Last year, the United States experienced a severe shortage of infant formula. Excessive federal regulations and extremely high tariffs has caused severe market concentration, meaning a recall resulted in a cascading negative chain reaction. Prices skyrocketed and parents looking for food for their babies were often out of luck.
That’s an extreme situation, but it’s the type of situation proposed federal legislation is supposed to prevent. The Medical Supply Chain Resiliency Act would make it easier to eliminate tariffs and regulatory barriers between countries when it comes to medical goods. This would be helpful to consumers (who would have access to more and lower-cost products) and companies (who could sell more easily overseas).
The proposal is sponsored by Sens. Thom Tillis, R-North Carolina, and Tom Carper, D-Delaware. It creates a framework for the United States to enter quickly and easily into agreements with “trusted partner” countries (essentially those committed to open trade, rule of law and sound regulatory practices on medical goods).
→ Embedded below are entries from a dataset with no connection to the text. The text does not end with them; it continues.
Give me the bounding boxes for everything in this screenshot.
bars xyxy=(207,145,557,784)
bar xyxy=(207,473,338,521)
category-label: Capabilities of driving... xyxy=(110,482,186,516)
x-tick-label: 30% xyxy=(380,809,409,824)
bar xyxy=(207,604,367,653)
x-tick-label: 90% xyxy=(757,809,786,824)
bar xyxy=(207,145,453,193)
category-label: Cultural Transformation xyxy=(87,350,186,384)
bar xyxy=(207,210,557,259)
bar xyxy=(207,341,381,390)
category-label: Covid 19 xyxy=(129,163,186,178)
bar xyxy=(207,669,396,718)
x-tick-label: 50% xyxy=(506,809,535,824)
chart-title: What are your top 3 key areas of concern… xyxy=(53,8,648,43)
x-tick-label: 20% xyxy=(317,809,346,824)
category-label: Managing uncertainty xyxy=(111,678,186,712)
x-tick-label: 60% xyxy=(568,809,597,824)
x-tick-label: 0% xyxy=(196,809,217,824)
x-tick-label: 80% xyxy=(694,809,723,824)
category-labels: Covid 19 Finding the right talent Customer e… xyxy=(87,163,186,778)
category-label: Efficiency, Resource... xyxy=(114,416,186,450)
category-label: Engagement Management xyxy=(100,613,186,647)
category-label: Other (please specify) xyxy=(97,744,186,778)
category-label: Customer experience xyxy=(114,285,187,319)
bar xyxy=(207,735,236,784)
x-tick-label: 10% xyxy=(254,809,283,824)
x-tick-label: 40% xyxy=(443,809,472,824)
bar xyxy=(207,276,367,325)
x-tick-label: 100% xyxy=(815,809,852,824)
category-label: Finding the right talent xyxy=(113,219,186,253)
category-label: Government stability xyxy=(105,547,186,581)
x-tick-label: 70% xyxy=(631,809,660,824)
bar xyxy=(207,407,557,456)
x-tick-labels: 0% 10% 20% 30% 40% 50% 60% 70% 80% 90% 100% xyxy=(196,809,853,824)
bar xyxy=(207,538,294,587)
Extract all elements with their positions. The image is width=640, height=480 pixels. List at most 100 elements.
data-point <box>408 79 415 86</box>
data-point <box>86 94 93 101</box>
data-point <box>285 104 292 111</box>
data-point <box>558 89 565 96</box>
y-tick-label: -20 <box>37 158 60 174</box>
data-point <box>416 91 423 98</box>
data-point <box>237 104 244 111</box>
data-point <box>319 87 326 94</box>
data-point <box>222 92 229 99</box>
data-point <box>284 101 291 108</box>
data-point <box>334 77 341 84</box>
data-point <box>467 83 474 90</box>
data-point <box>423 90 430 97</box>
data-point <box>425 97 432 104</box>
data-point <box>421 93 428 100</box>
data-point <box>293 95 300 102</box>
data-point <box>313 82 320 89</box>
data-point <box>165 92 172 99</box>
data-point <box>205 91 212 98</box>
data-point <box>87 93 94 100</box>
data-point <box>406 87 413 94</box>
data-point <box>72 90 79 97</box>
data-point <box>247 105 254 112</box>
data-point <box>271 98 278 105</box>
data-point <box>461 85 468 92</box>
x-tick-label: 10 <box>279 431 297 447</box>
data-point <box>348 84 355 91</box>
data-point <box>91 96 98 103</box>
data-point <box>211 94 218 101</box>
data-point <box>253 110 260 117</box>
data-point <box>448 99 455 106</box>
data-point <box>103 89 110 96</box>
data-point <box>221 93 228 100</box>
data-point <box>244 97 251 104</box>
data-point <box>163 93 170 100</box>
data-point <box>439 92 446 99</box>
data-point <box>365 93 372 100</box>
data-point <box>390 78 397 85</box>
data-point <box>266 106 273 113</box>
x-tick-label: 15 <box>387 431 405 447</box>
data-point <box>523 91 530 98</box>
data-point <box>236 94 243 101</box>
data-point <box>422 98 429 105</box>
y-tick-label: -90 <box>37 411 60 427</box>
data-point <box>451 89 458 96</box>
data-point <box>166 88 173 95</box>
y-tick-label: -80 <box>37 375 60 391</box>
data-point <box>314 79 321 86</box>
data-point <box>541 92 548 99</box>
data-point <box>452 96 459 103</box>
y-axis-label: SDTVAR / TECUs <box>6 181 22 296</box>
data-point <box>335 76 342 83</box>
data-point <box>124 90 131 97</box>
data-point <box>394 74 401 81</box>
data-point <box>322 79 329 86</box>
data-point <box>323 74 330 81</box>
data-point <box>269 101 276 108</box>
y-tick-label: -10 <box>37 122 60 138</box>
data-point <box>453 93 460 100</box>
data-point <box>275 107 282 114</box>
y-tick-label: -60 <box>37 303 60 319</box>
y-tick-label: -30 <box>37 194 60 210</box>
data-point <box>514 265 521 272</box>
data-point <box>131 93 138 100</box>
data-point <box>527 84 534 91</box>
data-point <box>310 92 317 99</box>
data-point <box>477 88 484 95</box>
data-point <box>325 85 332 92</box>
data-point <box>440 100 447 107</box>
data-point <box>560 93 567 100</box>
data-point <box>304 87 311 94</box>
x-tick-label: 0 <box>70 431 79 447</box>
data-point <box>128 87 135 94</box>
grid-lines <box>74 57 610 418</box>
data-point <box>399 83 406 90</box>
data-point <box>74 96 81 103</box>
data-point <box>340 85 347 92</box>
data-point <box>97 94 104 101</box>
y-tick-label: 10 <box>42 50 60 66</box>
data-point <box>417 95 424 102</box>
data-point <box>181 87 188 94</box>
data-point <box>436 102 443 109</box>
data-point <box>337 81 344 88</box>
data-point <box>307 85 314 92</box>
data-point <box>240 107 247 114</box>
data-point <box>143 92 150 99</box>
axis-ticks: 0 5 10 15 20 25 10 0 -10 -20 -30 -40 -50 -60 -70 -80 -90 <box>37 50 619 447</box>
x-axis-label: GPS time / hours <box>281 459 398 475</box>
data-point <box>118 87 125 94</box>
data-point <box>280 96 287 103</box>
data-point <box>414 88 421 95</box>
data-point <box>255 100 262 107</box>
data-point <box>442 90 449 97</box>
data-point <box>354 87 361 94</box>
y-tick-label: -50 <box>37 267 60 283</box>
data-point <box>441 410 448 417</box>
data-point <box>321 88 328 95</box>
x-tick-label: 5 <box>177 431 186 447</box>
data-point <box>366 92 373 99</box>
These agreements could be reached much more quickly and easily.
This act is especially important for Michigan, which is home to major medical manufacturers. (More twice as many people in Michigan work in health care as work in the auto industry.)
The proposed law is good economics. It eliminates tariffs, quotas and regulations that make it harder and more expensive to sell goods. It also speeds up the process for moving medical supplies across country lines.
Trade is essential to economic growth. It gives us access to more products than we’d have otherwise. And it opens up many more customers for businesses. Lawmakers should get rid of regulations that stand in the way of that.